If urgent you should attend your local accident and emergency department or contact Royal Free hospital switchboard on 020 7794 0500 and ask for the on-call eye doctor.
When you need medical help fast but it is not an emergency, call the NHS free phone number 111. The 111 service operates 24 hours a day, 7 days a week, 365 days a year. Calls to 111 will be assessed, advice given and, if needed, patients will be directed to the most appropriate local health services. Calls to 111 are free wherever you call from. Call 111 if:
- You need an NHS urgent care service
- You don’t know who to call for medical help
- You need information about a health issue
If it is an emergency and someone needs help to save their life, call 999.

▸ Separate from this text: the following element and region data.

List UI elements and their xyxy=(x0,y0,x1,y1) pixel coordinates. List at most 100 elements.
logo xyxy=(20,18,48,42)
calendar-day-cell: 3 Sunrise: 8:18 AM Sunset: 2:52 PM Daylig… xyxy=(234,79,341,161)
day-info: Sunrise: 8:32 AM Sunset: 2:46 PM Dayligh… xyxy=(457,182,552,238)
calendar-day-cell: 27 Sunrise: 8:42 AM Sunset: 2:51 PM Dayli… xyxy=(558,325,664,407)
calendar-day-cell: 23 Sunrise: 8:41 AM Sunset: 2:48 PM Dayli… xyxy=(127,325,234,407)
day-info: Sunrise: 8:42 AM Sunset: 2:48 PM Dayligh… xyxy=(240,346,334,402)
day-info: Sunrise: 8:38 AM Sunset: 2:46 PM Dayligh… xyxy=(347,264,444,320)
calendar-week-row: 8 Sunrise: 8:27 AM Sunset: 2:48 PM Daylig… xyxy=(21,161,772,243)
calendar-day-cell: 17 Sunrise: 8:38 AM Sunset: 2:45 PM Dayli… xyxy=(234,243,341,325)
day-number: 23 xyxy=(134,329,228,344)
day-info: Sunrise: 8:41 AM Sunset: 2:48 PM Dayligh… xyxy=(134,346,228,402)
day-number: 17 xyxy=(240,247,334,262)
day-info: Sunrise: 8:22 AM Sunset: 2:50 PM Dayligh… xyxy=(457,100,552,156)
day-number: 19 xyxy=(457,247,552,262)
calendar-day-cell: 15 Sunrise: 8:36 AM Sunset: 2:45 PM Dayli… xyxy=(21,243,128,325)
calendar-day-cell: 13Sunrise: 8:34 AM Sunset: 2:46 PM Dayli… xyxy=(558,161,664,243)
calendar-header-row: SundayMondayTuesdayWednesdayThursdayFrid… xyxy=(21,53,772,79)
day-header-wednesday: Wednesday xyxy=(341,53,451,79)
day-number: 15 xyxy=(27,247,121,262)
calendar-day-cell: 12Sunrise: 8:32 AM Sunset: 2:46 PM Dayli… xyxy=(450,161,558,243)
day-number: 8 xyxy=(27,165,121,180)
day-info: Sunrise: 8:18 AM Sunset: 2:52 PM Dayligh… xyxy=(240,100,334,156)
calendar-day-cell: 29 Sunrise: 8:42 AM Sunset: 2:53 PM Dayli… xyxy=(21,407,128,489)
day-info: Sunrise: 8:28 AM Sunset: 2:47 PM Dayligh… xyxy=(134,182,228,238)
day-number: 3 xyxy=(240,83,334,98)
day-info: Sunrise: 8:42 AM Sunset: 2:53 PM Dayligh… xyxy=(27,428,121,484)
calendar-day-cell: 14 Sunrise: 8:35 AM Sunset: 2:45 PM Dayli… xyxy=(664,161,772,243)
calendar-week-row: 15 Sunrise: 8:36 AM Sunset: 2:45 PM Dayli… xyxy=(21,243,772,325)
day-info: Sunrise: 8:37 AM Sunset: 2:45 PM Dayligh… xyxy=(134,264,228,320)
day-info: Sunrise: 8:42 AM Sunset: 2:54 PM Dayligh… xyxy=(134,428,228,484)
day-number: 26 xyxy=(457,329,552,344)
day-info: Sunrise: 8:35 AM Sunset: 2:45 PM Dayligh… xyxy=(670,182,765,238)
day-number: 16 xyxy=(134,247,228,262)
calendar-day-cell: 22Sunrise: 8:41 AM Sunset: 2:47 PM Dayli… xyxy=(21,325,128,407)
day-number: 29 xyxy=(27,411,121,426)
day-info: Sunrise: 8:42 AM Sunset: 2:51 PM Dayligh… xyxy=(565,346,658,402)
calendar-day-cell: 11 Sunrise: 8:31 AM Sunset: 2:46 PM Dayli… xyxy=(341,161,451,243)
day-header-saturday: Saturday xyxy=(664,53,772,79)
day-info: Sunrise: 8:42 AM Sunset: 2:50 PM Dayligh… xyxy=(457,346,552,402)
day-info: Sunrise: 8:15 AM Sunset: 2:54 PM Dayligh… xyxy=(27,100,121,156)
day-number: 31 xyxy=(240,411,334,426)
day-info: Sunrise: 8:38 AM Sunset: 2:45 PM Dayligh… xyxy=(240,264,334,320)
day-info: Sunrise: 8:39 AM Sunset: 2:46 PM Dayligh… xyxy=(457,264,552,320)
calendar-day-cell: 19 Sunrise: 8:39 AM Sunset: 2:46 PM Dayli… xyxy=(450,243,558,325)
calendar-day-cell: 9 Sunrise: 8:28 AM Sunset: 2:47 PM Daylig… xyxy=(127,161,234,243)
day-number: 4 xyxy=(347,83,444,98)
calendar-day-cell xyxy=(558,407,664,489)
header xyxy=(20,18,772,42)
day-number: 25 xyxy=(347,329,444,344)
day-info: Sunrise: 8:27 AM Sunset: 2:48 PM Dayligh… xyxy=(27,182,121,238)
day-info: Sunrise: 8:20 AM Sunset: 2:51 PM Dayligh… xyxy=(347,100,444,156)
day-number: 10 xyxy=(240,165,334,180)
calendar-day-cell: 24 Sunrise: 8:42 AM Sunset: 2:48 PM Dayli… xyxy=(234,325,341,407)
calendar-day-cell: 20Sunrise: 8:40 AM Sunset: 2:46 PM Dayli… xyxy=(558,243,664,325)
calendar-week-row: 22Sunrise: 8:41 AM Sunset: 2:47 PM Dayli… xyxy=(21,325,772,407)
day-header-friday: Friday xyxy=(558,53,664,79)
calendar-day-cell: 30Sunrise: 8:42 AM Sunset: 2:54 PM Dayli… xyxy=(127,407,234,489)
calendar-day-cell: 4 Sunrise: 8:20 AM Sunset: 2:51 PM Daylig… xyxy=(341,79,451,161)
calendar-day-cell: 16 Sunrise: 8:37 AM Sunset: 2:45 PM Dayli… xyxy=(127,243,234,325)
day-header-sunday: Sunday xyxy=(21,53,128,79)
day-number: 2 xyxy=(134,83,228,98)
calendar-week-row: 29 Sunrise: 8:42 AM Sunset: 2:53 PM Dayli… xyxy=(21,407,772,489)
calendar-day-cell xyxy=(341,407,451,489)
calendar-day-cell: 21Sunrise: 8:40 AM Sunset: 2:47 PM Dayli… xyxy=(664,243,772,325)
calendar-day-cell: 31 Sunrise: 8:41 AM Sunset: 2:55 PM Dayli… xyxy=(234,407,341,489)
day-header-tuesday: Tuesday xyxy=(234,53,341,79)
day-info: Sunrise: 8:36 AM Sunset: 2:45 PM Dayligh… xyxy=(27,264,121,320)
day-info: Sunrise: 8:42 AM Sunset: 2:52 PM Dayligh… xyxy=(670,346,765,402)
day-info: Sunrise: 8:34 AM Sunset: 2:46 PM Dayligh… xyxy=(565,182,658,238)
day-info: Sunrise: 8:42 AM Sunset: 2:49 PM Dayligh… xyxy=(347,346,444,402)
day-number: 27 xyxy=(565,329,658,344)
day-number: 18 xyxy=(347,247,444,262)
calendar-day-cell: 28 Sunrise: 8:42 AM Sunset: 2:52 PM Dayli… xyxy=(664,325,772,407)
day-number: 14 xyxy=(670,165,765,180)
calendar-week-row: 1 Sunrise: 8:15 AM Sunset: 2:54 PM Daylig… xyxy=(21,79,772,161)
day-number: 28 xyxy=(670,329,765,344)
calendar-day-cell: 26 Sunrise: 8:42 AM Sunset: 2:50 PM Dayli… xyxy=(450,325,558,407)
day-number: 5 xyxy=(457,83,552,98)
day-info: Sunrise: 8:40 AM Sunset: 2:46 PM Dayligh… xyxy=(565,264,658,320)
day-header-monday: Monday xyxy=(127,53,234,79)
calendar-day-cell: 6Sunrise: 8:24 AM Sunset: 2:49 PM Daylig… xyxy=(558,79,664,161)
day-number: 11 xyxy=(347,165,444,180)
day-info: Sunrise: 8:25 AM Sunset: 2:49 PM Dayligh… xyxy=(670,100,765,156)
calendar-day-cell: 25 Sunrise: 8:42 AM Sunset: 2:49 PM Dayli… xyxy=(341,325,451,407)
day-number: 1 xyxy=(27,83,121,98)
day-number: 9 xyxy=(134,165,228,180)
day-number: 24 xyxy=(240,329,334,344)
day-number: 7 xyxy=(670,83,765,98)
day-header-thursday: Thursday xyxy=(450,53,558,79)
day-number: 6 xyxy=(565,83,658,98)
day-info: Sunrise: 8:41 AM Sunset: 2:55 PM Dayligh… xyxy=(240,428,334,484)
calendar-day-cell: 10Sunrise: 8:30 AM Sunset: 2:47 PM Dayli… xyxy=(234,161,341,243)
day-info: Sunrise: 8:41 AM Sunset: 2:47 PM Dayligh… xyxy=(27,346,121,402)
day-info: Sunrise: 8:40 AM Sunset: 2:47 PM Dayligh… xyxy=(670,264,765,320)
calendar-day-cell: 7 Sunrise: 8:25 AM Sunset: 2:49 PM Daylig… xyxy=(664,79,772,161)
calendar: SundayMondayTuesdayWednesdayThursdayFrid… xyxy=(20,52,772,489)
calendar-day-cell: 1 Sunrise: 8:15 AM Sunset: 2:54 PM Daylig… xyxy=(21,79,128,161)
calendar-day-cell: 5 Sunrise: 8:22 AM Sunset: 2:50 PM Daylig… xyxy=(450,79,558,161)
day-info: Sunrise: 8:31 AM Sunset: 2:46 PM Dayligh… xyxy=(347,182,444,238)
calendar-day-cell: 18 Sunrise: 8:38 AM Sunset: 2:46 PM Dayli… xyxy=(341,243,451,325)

Mental health emergency service
There is a crisis and emergency service available to support people who are experiencing a mental health crisis and who need help quickly. The service can be accessed through your GP and by calling 111. Lines are open 24 hours, 7 days a week.
A&E or 999
A&E departments are open 24 hours a day, 365 days a year to treat people with serious and life threatening emergencies.